How long does it usually take for the ADGA to get back my registration papers after a transfer !?! I sent them out a week or too ago!


----------



## llazykllamas (Dec 20, 2012)

On the website there is a block that says what date they are caught up to. Something like: work recieved by mo/date/ year complete.


----------



## Goats Rock (Jun 20, 2011)

Generally, it takes about 3 weeks, give or take a couple of days. At this time of the year with all the kidding going on,
it might take longer. (Or, maybe they hired more help and it will take less?) But count on 3 weeks from the time you mailed it.


----------



## clearwtrbeach (May 10, 2012)

I would think 3 wks would be a fair time estimate. Like mentioned you can look on the site and see where they are on processing incoming work.
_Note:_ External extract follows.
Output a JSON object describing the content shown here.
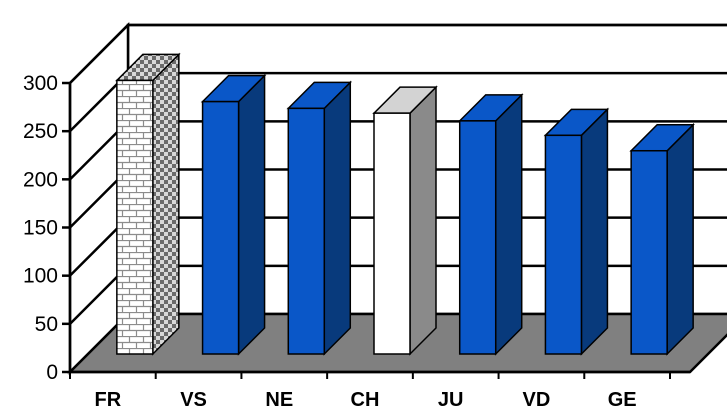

I'd have to look again, if you are a member and the animals are ones you have registered and kids you bred- I think you can do it online now.?.


----------



## sarahmoffatt (Feb 17, 2013)

Well i got all my paperwork sent back to me because i must of put the wrong date down i put 1012 not 2013 gurrrrrrrrrrr why am i so dumb!!!!;( hah another 3 weeks later and i will finally own goats!


----------